Jean-Dominique Journet, aujourd’hui âgé de 59 ans est désormais président de la Fédération Nationale des Aphasiques de France (présentation en vidéo ici). Comme lui, 300 000 personnes en France souffrent d’aphasie.
Quelle qu’en soit la cause - AVC, traumatisme crânien, tumeur cérébrale bénigne ou maligne, maladie neurodégénérative, plus rarement des causes infectieuses ou inflammatoires - l’aphasie se traduit par la perte totale ou partielle de la capacité de parler ou de comprendre un message oral ou écrit.
Le quotidien des personnes atteintes de ce trouble - dont les deux tiers récupèreront complètement ou de manière satisfaisante par le biais d’une prise en charge orthophonique - devient alors un parcours du combattant.
Le simple fait de commander un café devient un problème. La plupart des personnes aphasiques ont des difficultés à trouver leurs mots, à nommer un objet, bien que dans leur tête elles savent exactement ce qu’elles veulent dire.
Lire n’est plus possible, comprendre les informations à la télévision devient un vrai casse-tête. Quant à rédiger une lettre, écrire une carte postale, remplir un formulaire ou communiquer avec les institutions, cela devient un tel problème que le recours aux proches devient nécessaire.
Pour les moins chanceux, les conséquences sont la perte totale de la parole, de la lecture, de l’écriture et du déchiffrement. Leur seul moyen de communiquer est alors d’utiliser des pictogrammes.
Accueillir en consultation un patient atteint d’aphasie totale ou partielle peut se révéler déconcertant. Le médecin peut vite enchaîner les bourdes et fragiliser encore davantage une personne déjà très vulnérable.
« L’aphasique conserve toute sa sensibilité et son intelligence. Il n’est pas sourd, n’a pas de problème de voix et ses difficultés de langage sont différentes de celles des enfants.
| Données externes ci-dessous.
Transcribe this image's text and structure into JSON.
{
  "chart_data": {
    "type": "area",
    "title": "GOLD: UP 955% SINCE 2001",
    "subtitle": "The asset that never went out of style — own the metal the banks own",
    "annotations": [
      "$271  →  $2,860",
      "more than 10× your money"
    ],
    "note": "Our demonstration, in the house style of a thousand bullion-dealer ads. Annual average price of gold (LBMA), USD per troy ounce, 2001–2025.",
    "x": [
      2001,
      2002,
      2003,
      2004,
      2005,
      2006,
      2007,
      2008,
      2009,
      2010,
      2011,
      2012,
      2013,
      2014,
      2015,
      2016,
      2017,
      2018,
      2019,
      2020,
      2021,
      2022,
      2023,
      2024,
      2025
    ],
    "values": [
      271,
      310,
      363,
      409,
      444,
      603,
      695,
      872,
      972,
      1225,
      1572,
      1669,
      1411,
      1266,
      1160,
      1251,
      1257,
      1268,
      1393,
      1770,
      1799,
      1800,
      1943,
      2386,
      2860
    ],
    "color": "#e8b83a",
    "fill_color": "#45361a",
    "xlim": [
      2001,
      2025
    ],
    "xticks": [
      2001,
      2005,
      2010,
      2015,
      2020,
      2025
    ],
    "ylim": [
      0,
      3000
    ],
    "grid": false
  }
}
C’est seulement une personne privée de communication » résume Jean-Dominique Journet, qui a lui-même fait les frais d’un comportement blessant. « Un jour, à la suite d’une chute dans ma chambre, un ophtalmologue est venu me faire un fond d’œil. À aucun moment il n’a cherché à me parler. Il n’a pas eu un geste réconfortant envers moi, rien… Cela m’a heurté et énervé qu’un médecin me traite comme un animal. »
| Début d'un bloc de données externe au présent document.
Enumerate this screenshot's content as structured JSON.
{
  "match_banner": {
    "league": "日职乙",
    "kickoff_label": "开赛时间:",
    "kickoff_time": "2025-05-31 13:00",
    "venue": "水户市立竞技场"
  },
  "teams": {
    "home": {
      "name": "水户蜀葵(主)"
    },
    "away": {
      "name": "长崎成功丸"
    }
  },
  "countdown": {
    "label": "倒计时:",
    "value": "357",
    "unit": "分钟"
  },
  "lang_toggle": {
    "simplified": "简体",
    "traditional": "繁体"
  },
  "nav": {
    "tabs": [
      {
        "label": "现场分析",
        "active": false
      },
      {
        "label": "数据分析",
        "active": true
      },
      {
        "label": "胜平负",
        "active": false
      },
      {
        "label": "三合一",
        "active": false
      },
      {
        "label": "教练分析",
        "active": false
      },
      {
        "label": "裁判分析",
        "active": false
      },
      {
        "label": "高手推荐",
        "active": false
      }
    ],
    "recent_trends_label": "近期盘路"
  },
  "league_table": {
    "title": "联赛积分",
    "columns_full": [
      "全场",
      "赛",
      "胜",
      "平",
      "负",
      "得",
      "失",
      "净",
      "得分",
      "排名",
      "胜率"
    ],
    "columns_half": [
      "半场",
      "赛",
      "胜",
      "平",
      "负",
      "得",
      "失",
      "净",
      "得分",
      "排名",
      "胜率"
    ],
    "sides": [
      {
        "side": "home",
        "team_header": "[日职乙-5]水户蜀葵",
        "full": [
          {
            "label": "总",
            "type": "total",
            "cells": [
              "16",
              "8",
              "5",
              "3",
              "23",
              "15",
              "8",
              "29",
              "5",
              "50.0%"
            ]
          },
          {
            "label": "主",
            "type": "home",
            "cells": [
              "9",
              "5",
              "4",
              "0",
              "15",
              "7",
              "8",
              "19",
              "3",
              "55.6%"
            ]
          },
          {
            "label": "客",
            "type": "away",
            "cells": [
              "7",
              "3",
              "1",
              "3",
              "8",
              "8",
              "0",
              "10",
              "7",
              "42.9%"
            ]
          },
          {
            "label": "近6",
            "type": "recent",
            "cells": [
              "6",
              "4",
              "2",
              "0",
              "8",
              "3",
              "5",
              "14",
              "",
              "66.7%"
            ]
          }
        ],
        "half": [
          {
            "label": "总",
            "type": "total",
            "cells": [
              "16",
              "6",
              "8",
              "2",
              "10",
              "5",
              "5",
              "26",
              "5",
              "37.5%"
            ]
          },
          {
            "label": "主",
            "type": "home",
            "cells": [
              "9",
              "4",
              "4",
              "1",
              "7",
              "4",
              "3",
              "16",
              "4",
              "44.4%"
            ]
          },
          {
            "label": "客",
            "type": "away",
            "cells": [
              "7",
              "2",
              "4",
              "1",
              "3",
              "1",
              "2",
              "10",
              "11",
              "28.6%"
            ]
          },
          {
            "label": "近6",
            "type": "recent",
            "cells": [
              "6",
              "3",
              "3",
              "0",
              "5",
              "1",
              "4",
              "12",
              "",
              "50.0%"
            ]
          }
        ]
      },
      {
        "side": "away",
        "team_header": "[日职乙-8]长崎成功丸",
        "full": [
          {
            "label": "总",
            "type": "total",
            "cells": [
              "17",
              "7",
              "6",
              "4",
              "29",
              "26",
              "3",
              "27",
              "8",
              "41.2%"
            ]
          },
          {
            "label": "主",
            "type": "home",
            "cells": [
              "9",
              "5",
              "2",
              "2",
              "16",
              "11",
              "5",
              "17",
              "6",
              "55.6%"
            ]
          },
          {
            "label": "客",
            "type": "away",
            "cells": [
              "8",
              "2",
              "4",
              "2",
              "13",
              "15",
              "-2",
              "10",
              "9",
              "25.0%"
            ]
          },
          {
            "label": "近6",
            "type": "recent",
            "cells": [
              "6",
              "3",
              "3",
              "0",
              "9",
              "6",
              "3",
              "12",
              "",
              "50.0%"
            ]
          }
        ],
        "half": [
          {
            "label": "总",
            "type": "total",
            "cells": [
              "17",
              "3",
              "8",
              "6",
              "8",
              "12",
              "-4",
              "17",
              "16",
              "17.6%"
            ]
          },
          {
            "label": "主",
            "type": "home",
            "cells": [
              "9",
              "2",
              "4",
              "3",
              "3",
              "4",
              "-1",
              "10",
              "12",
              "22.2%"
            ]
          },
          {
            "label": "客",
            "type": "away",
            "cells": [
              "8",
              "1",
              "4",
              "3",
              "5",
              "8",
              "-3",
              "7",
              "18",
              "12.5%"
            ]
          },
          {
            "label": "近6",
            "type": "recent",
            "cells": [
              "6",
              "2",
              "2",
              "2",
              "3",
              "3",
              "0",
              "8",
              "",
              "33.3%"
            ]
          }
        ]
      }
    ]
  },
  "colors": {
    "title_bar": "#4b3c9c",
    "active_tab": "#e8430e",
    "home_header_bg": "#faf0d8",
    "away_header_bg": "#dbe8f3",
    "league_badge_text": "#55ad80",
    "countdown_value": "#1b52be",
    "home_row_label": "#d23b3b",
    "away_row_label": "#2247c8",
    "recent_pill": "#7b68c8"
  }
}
Intervenant volontiers à la demande dans les facultés de médecine pour (in)former les étudiants en médecine, il distille des conseils utiles pour améliorer la relation avec le patient : « Ayez bien en tête que la personne aphasique sait ce qu’elle veut dire mais qu’elle ne peut pas l’exprimer en paroles ou qu’elle bute sur les mots.
Soyez disponible et donnez-lui du temps pour s’exprimer et vous comprendre, même si cela provoque des ' blancs ' dans l’échange. Ne terminez pas ses phrases à sa place et ne vous adressez pas à la personne qui l’accompagne. Faites des phrases simples et courtes, marquez des pauses et posez des questions fermées. Soyez aussi réceptif à tous les modes de communication (gestes, mimiques, sourires…). Habituellement plus de 50 % des informations échangées passent par d’autres moyens que la parole. »
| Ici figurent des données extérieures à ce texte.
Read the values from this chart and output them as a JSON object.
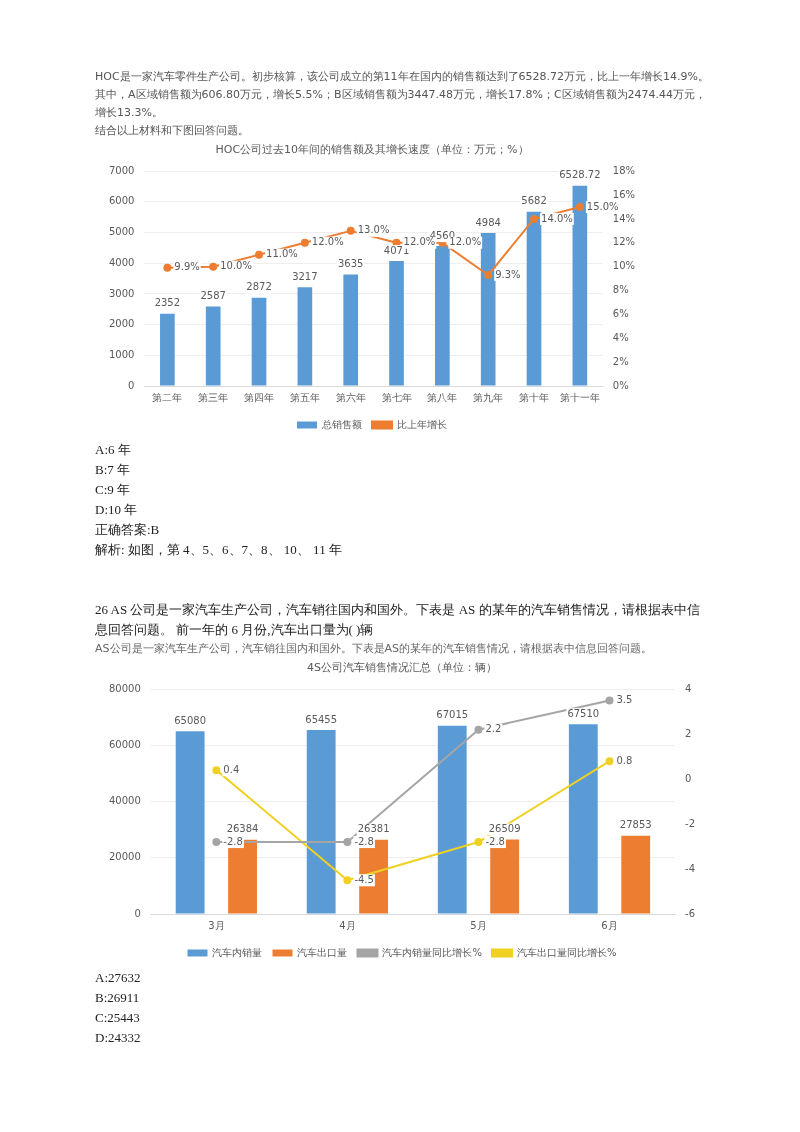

Outil bien utile, les fiches SantéBD * décrivent sous forme de dessins les consultations médicales, dentaires, paramédicales et hospitalières, ou encore des situations liées aux soins. Ce support est utilisable par la personne aphasique ou le soignant.
Jean-Dominique Journet se souvient s’être senti lui-même « comme dans une sorte de brouillard » et s’effondrait en larmes « quand des amis venaient me voir et que je ne parvenais pas à exprimer ma souffrance ». Il reconnaît qu’il faut beaucoup de motivation pour s’en sortir. Une motivation qu’un soignant compréhensif et patient pourra consolider.
* À personnaliser et télécharger sur www.santebd.org (app aussi disponible pour IOS et Android).